Though the Mayor claimed to end solitary confinement in New York City jails, criminal justice advocates say the City’s plan continues these practices by another name, and are imploring members of New York City Council to pass legislation to put an immediate end to the practice.
Hundreds of members of civil rights and racial justice groups have signed a letter to City Council Speaker Corey Johnson requesting that the city’s legislature take up new action targeting solitary confinement offenses. This comes nearly two months after the Humane Alternatives to Long-Term (HALT) Solitary Confinement Act was passed to put such practices to an end.
But according to some 600 signees, the Department of Corrections and Board of Corrections have figured out a way around the bill.
In light of the June 8 HALT Solitary Confinement Act, inmates are required to be provided with access to at least 7 hours of congregate programming and activities after the New York City Board of Corrections (BOC) unanimously voted to end solitary confinement within the City’s jail system.
Mayor Bill de Blasio previously boasted that through the new alternative disciplinary model, Risk Management Accountability System (RMAS), “New York City is going further than any jail system in America to ban solitary confinement once and for all.”
However, it is reported that people are still being indefinitely sealed away, alone, in a cell for 23 hours a day thanks to a loophole—which advocates say violates HALT.
As stated in the letter to Johnson obtained by amNewYork Metro, individuals are being held within a pen-like cell consisting of two cages. Inmates can be shut away in a small cage for the vast majority of the day before being shifted into a small, adjacent extension for an hour, which constitutes as recreational time.
Advocates say this violates the promised 10 hours a day for out-of-cell time and are pleading with Johnson to address a human rights issue.
“People being locked in these spaces will suffer the same or similar harm as in other forms of solitary confinement. The harms of solitary confinement stem from the social isolation and lack of meaningful human engagement. People will not have access to congregate programming or activities with other people and will not even be in the same space with other incarcerated people.

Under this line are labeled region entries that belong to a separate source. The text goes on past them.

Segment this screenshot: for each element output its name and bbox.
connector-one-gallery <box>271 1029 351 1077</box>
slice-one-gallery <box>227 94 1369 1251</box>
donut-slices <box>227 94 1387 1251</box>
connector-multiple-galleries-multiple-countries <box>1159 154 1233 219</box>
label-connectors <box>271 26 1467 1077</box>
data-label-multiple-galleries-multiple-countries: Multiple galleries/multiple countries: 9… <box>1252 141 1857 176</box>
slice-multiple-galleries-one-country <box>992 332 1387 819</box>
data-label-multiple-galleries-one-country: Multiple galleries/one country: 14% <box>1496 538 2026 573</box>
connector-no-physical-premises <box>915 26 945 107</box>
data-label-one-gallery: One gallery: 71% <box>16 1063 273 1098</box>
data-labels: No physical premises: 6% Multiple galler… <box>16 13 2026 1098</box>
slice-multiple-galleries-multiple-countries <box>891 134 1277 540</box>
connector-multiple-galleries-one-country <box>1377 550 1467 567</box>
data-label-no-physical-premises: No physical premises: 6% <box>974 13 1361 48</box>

Allowing a person to move from one cell where they sleep to another adjacent cell, alone, does not stop the social isolation or lack of meaningful human engagement. This system is a clear form of solitary confinement,” part of the letter read.
Civil rights activists say that these deficiencies must be addressed, ensuring a true compliance with the state law and ending solitary confinement, stressing that individuals must have full days outside of their cell. Additionally, this time must include at least 7 hours of meaningful interactions with others to socialize in a shared space.
Jerome Wright, a survivor of solitary confinement and #HALTsolitary Statewide Organizer, told amNewYork Metro that he was “re-traumatized” when he learned of the loophole the Department of Corrections is implementing.
“It is incomprehensible to think that this ‘2.0’ version of solitary confinement could be advanced by New York City officials as an adequate and appropriate response to their pledge to end solitary. Not only will it not end solitary, it will undermine the long, hard-fought 8 year effort to pass the HALT Solitary Confinement Act to end the perpetual, indiscriminate and abusive torture that solitary represents. The City’s plan needs to be repudiated immediately and the Speaker and City Council need to really end solitary as promised,” Wright said.
A spokesperson for Speaker Johnson said he is reviewing the letter. A Corrections Department spokesperson indicated that the agency and the Board of Corrections “worked to craft” the new rule that “provides fewer hours out of cell for people adjudicated to restrictive housing.” They denied that any such prisoner is locked in for 23 hours.